Discussion Questions
- 1
BY ROBERT V. HUBER
God tells the people that when they come to live in the new land he is giving them, they must remember that the land needs a rest just as they need to rest on the Sabbath. So, they should let their land rest every seventh year, neither working it nor harvesting it, neither selling nor storing up its crops. However, the Israelites may eat the crops that grow on their own and anyone else may eat them as well, even the wild animals. That sounds extreme. Why not simply rotate crops instead? Or give some of the land a Sabbath one year and other land another year, so farmers can always put crops in the ground somewhere?
- 2
Apparently, even a sabbath year needed a sabbath rest. Consequently, God mandated that after every seventh sabbath year, a special Jubilee year be held, during which everything reverted to what it was earlier. Ancestral land that had been sold was restored to the original Israelite owners and Israelites who had become slaves because of debts were freed. What overall effect do you think this law might have had on Israelite society as a whole?
- 3
How do you react to the idea that God’s law has a system for buying and selling Israelite slaves?
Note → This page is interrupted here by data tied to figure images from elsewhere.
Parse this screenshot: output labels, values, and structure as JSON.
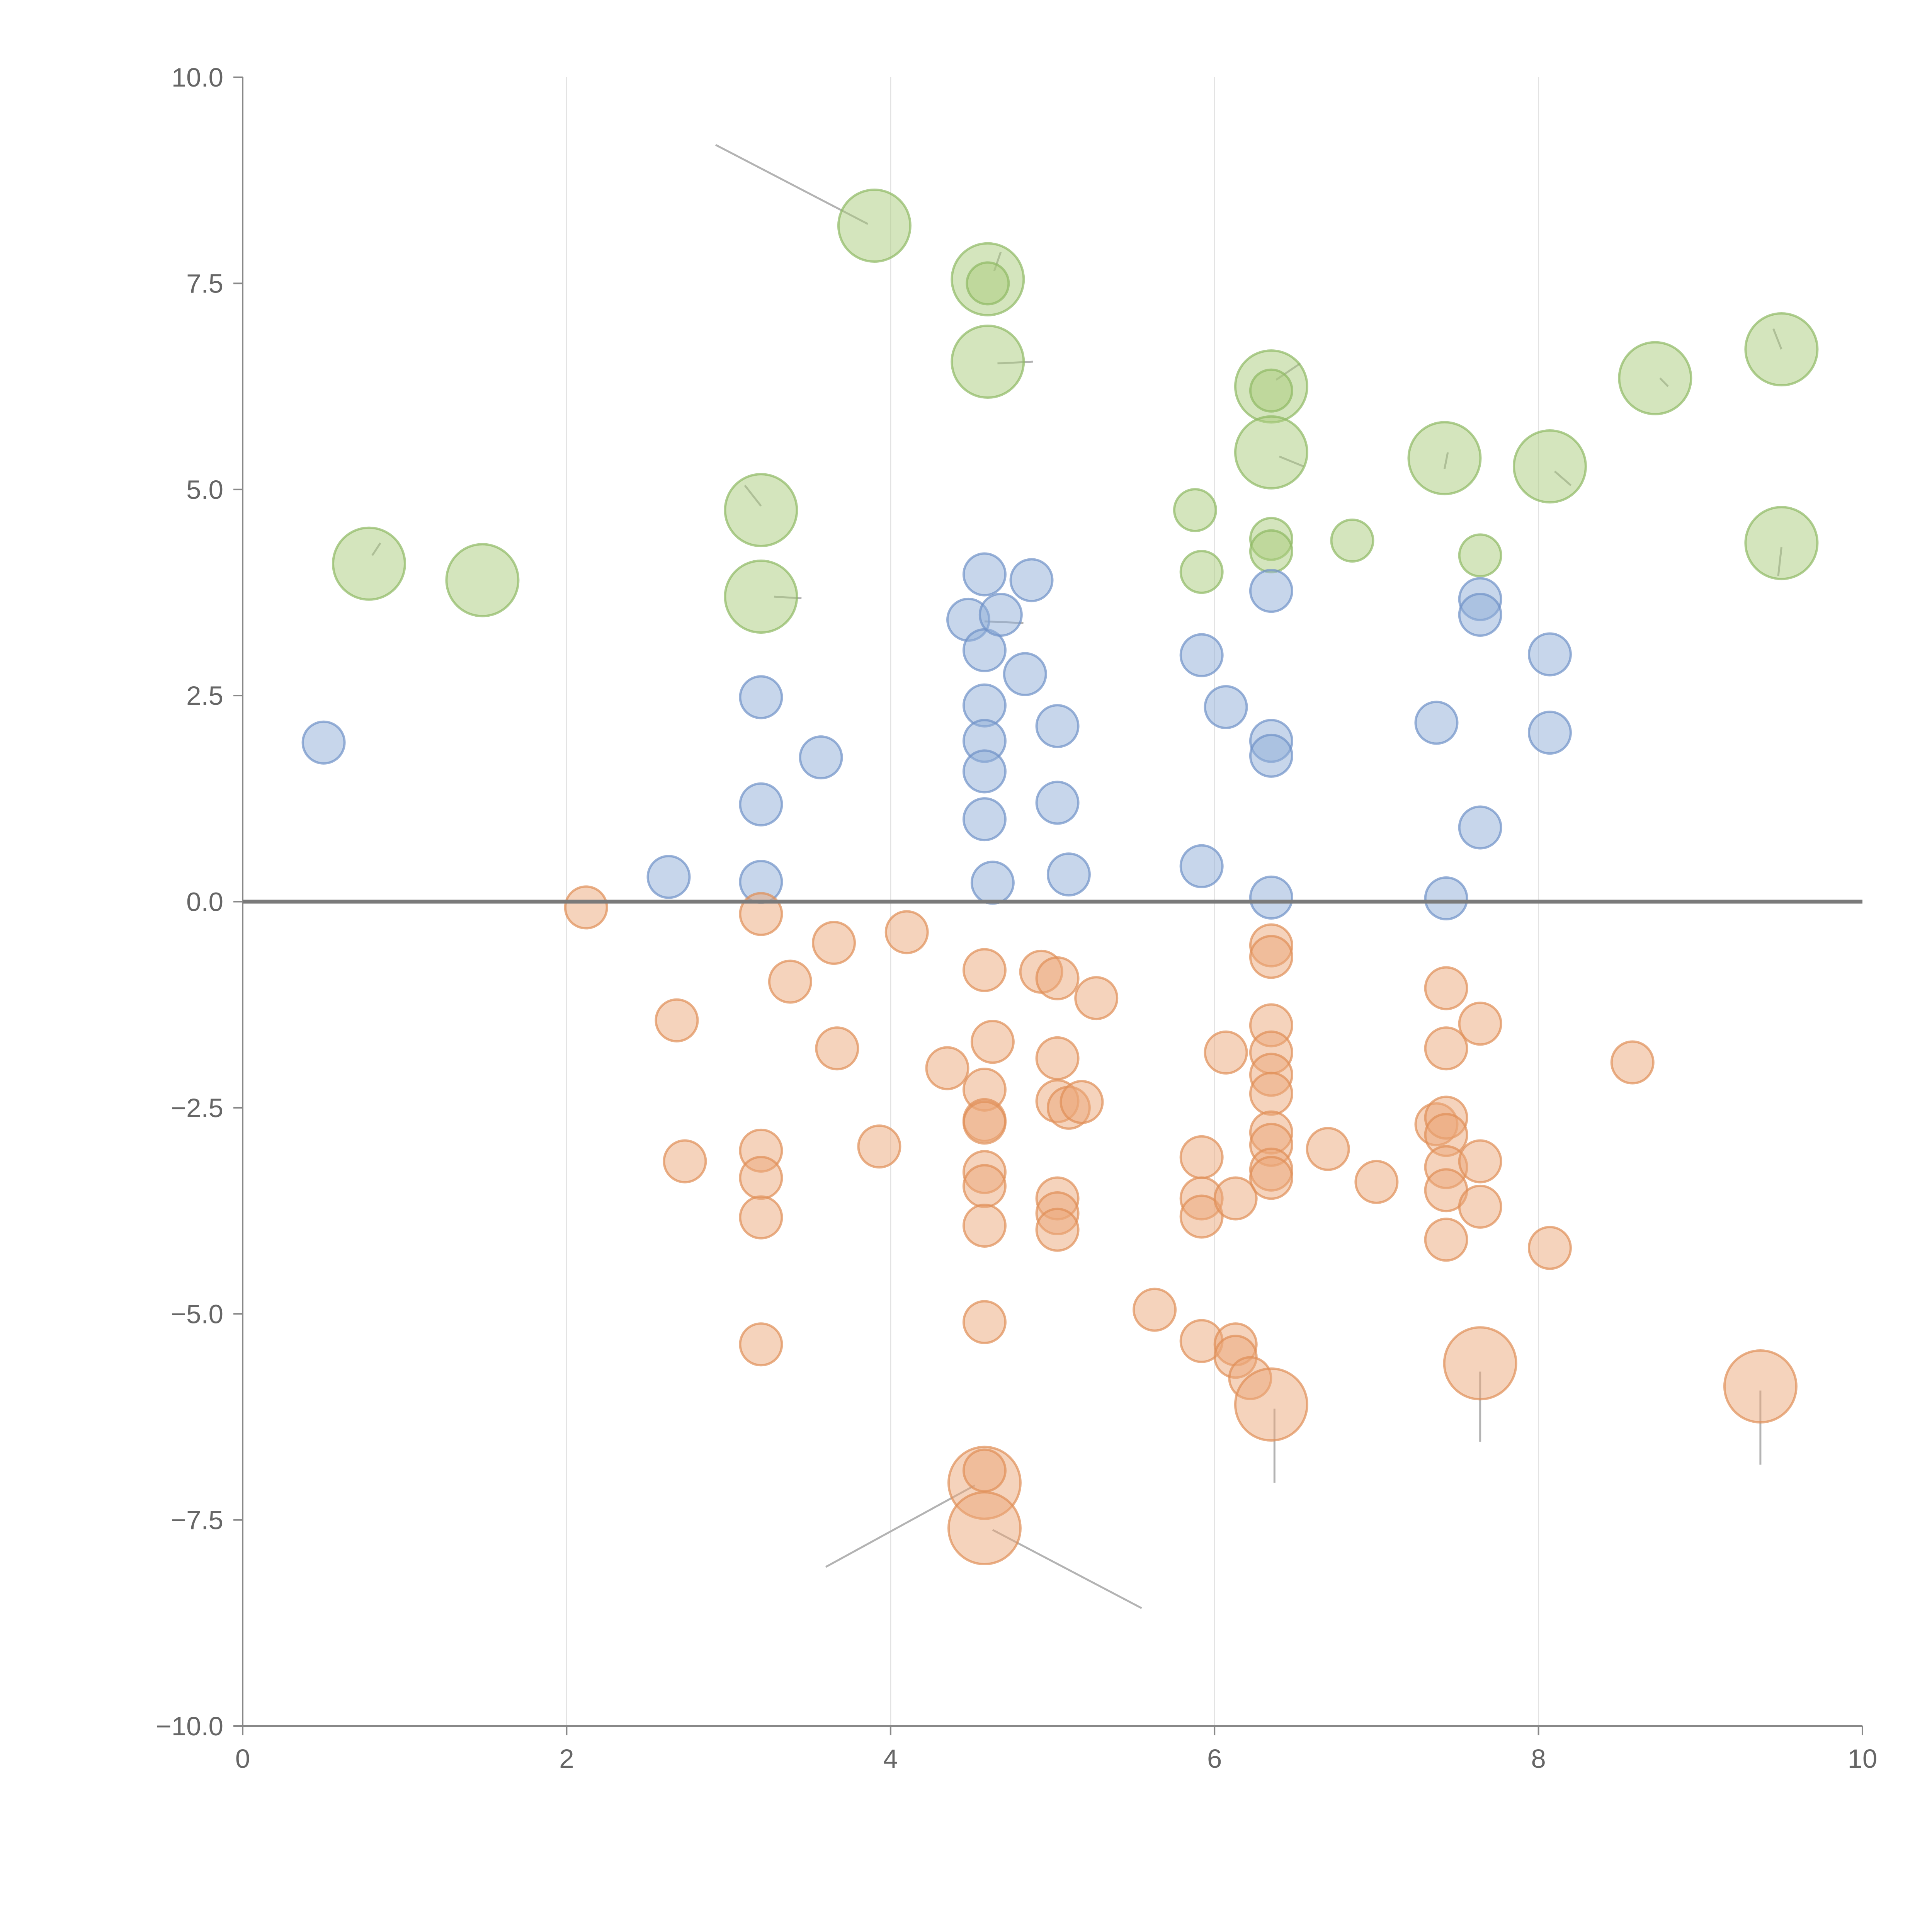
{
  "chart_data": {
    "type": "scatter",
    "title": "",
    "xlabel": "",
    "ylabel": "",
    "xlim": [
      0,
      10
    ],
    "ylim": [
      -10,
      10
    ],
    "grid": "vertical",
    "xticks": [
      "0",
      "2",
      "4",
      "6",
      "8",
      "10"
    ],
    "yticks": [
      "10.0",
      "7.5",
      "5.0",
      "2.5",
      "0.0",
      "−2.5",
      "−5.0",
      "−7.5",
      "−10.0"
    ],
    "xtick_values": [
      0,
      2,
      4,
      6,
      8,
      10
    ],
    "ytick_values": [
      10,
      7.5,
      5,
      2.5,
      0,
      -2.5,
      -5,
      -7.5,
      -10
    ],
    "reference_line_y": 0,
    "series": [
      {
        "name": "green",
        "color": "#a9cc7c",
        "stroke": "#8fb964",
        "points": [
          [
            3.9,
            8.2,
            2
          ],
          [
            4.6,
            7.55,
            2
          ],
          [
            4.6,
            7.5,
            1
          ],
          [
            4.6,
            6.55,
            2
          ],
          [
            6.35,
            6.25,
            2
          ],
          [
            6.35,
            6.2,
            1
          ],
          [
            6.35,
            5.45,
            2
          ],
          [
            7.42,
            5.38,
            2
          ],
          [
            8.07,
            5.28,
            2
          ],
          [
            8.72,
            6.35,
            2
          ],
          [
            9.5,
            6.7,
            2
          ],
          [
            9.5,
            4.35,
            2
          ],
          [
            3.2,
            4.75,
            2
          ],
          [
            3.2,
            3.7,
            2
          ],
          [
            0.78,
            4.1,
            2
          ],
          [
            1.48,
            3.9,
            2
          ],
          [
            5.88,
            4.75,
            1
          ],
          [
            5.92,
            4.0,
            1
          ],
          [
            6.35,
            4.4,
            1
          ],
          [
            6.35,
            4.25,
            1
          ],
          [
            6.85,
            4.38,
            1
          ],
          [
            7.64,
            4.2,
            1
          ]
        ]
      },
      {
        "name": "blue",
        "color": "#8fadd8",
        "stroke": "#6f92c7",
        "points": [
          [
            0.5,
            1.93,
            1
          ],
          [
            2.63,
            0.3,
            1
          ],
          [
            3.2,
            2.48,
            1
          ],
          [
            3.2,
            1.18,
            1
          ],
          [
            3.2,
            0.24,
            1
          ],
          [
            3.57,
            1.75,
            1
          ],
          [
            4.48,
            3.42,
            1
          ],
          [
            4.58,
            3.97,
            1
          ],
          [
            4.58,
            3.05,
            1
          ],
          [
            4.58,
            2.38,
            1
          ],
          [
            4.58,
            1.95,
            1
          ],
          [
            4.58,
            1.58,
            1
          ],
          [
            4.58,
            1.0,
            1
          ],
          [
            4.68,
            3.48,
            1
          ],
          [
            4.83,
            2.76,
            1
          ],
          [
            4.87,
            3.9,
            1
          ],
          [
            5.03,
            2.13,
            1
          ],
          [
            5.03,
            1.2,
            1
          ],
          [
            4.63,
            0.23,
            1
          ],
          [
            5.1,
            0.33,
            1
          ],
          [
            5.92,
            2.99,
            1
          ],
          [
            5.92,
            0.43,
            1
          ],
          [
            6.07,
            2.36,
            1
          ],
          [
            6.35,
            3.77,
            1
          ],
          [
            6.35,
            1.95,
            1
          ],
          [
            6.35,
            1.77,
            1
          ],
          [
            6.35,
            0.05,
            1
          ],
          [
            7.37,
            2.17,
            1
          ],
          [
            7.43,
            0.04,
            1
          ],
          [
            7.64,
            3.67,
            1
          ],
          [
            7.64,
            3.48,
            1
          ],
          [
            7.64,
            0.9,
            1
          ],
          [
            8.07,
            3.0,
            1
          ],
          [
            8.07,
            2.05,
            1
          ]
        ]
      },
      {
        "name": "orange",
        "color": "#eba77a",
        "stroke": "#e08e57",
        "points": [
          [
            2.12,
            -0.07,
            1
          ],
          [
            3.2,
            -0.15,
            1
          ],
          [
            3.65,
            -0.5,
            1
          ],
          [
            4.1,
            -0.37,
            1
          ],
          [
            3.38,
            -0.97,
            1
          ],
          [
            2.68,
            -1.44,
            1
          ],
          [
            3.67,
            -1.78,
            1
          ],
          [
            4.58,
            -0.83,
            1
          ],
          [
            4.93,
            -0.85,
            1
          ],
          [
            5.03,
            -0.93,
            1
          ],
          [
            5.27,
            -1.17,
            1
          ],
          [
            4.63,
            -1.7,
            1
          ],
          [
            4.35,
            -2.02,
            1
          ],
          [
            4.58,
            -2.28,
            1
          ],
          [
            4.58,
            -2.65,
            1
          ],
          [
            4.58,
            -2.68,
            1
          ],
          [
            5.03,
            -1.9,
            1
          ],
          [
            5.03,
            -2.42,
            1
          ],
          [
            5.1,
            -2.5,
            1
          ],
          [
            5.18,
            -2.43,
            1
          ],
          [
            3.2,
            -3.02,
            1
          ],
          [
            3.2,
            -3.35,
            1
          ],
          [
            3.2,
            -3.83,
            1
          ],
          [
            2.73,
            -3.15,
            1
          ],
          [
            3.93,
            -2.97,
            1
          ],
          [
            4.58,
            -3.28,
            1
          ],
          [
            4.58,
            -3.45,
            1
          ],
          [
            4.58,
            -3.93,
            1
          ],
          [
            5.03,
            -3.6,
            1
          ],
          [
            5.03,
            -3.78,
            1
          ],
          [
            5.03,
            -3.98,
            1
          ],
          [
            5.92,
            -3.1,
            1
          ],
          [
            5.92,
            -3.6,
            1
          ],
          [
            5.92,
            -3.82,
            1
          ],
          [
            6.13,
            -3.6,
            1
          ],
          [
            6.07,
            -1.83,
            1
          ],
          [
            6.35,
            -0.53,
            1
          ],
          [
            6.35,
            -0.67,
            1
          ],
          [
            6.35,
            -1.5,
            1
          ],
          [
            6.35,
            -1.83,
            1
          ],
          [
            6.35,
            -2.1,
            1
          ],
          [
            6.35,
            -2.33,
            1
          ],
          [
            6.35,
            -2.8,
            1
          ],
          [
            6.35,
            -2.95,
            1
          ],
          [
            6.35,
            -3.25,
            1
          ],
          [
            6.35,
            -3.35,
            1
          ],
          [
            6.7,
            -3.0,
            1
          ],
          [
            7.0,
            -3.4,
            1
          ],
          [
            7.43,
            -1.05,
            1
          ],
          [
            7.43,
            -1.78,
            1
          ],
          [
            7.37,
            -2.7,
            1
          ],
          [
            7.43,
            -2.62,
            1
          ],
          [
            7.43,
            -2.83,
            1
          ],
          [
            7.43,
            -3.22,
            1
          ],
          [
            7.43,
            -3.5,
            1
          ],
          [
            7.43,
            -4.1,
            1
          ],
          [
            7.64,
            -1.48,
            1
          ],
          [
            7.64,
            -3.15,
            1
          ],
          [
            7.64,
            -3.7,
            1
          ],
          [
            8.07,
            -4.2,
            1
          ],
          [
            8.58,
            -1.95,
            1
          ],
          [
            3.2,
            -5.37,
            1
          ],
          [
            4.58,
            -5.1,
            1
          ],
          [
            5.63,
            -4.95,
            1
          ],
          [
            5.92,
            -5.33,
            1
          ],
          [
            6.13,
            -5.37,
            1
          ],
          [
            6.13,
            -5.52,
            1
          ],
          [
            6.22,
            -5.78,
            1
          ],
          [
            6.35,
            -6.1,
            2
          ],
          [
            7.64,
            -5.6,
            2
          ],
          [
            9.37,
            -5.88,
            2
          ],
          [
            4.58,
            -7.05,
            2
          ],
          [
            4.58,
            -6.9,
            1
          ],
          [
            4.58,
            -7.6,
            2
          ]
        ]
      }
    ],
    "annotation_leaders": [
      [
        [
          2.92,
          9.18
        ],
        [
          3.86,
          8.22
        ]
      ],
      [
        [
          4.64,
          7.65
        ],
        [
          4.68,
          7.88
        ]
      ],
      [
        [
          4.66,
          6.53
        ],
        [
          4.88,
          6.55
        ]
      ],
      [
        [
          6.38,
          6.33
        ],
        [
          6.53,
          6.53
        ]
      ],
      [
        [
          6.4,
          5.4
        ],
        [
          6.55,
          5.28
        ]
      ],
      [
        [
          7.42,
          5.25
        ],
        [
          7.44,
          5.45
        ]
      ],
      [
        [
          8.1,
          5.22
        ],
        [
          8.2,
          5.05
        ]
      ],
      [
        [
          8.75,
          6.35
        ],
        [
          8.8,
          6.25
        ]
      ],
      [
        [
          9.5,
          6.7
        ],
        [
          9.45,
          6.95
        ]
      ],
      [
        [
          9.5,
          4.3
        ],
        [
          9.48,
          3.95
        ]
      ],
      [
        [
          3.2,
          4.8
        ],
        [
          3.1,
          5.05
        ]
      ],
      [
        [
          3.28,
          3.7
        ],
        [
          3.45,
          3.68
        ]
      ],
      [
        [
          0.8,
          4.2
        ],
        [
          0.85,
          4.35
        ]
      ],
      [
        [
          4.58,
          3.4
        ],
        [
          4.82,
          3.38
        ]
      ],
      [
        [
          6.37,
          -6.15
        ],
        [
          6.37,
          -7.05
        ]
      ],
      [
        [
          7.64,
          -5.7
        ],
        [
          7.64,
          -6.55
        ]
      ],
      [
        [
          9.37,
          -5.93
        ],
        [
          9.37,
          -6.83
        ]
      ],
      [
        [
          4.52,
          -7.08
        ],
        [
          3.6,
          -8.07
        ]
      ],
      [
        [
          4.63,
          -7.62
        ],
        [
          5.55,
          -8.57
        ]
      ]
    ]
  }
}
Shouldn’t God have pointed the plantation owners in a more humane direction? How would you justify slavery in God’s law?
- 4
The Year of Jubilee made it possible for Israelites who sold their land to buy it back and keep it in the family. Essentially, selling the land to someone outside the family was renting it, if the original owner decided to buy it back. This system eventually broke down and tribal lands melted into one nation of Israel by the time of King Solomon a couple centuries later. What problems do you see in a system like this?
- 5
LIFE APPLICATION. This idea is perhaps more radical than the Jubilee Year buy-back offer. But see what you think. We’ve had so many small farms, large farms, and ranches sold over the past century. Author Stephen M. Miller says the last time he visited his grandparent’s West Virginia farm, the beautiful eastern hills were covered in trailer homes. What do you think would happen if Congress passed a law called “Buy Back the Family Land”? Any land under the name of a person’s parents or grandparents could be bought back by someone in the family. Would you like to buy some land back? And what would happen if the farmer who owned the property your house is on had a grandson who decided to buy it back for sentimental reasons?
- 6
LIFE APPLICATION. In some ways, life hasn’t changed much over the past 3,500 years or so. People still get into debt and have to sell themselves into virtual slavery to get out. In the absence of jubilee years, we have instituted bankruptcy laws to get people out of debt, but even these laws seem to help the rich more than the really poor. What further can we do, as a society or as individuals, to help people in financial trouble get back on their feet?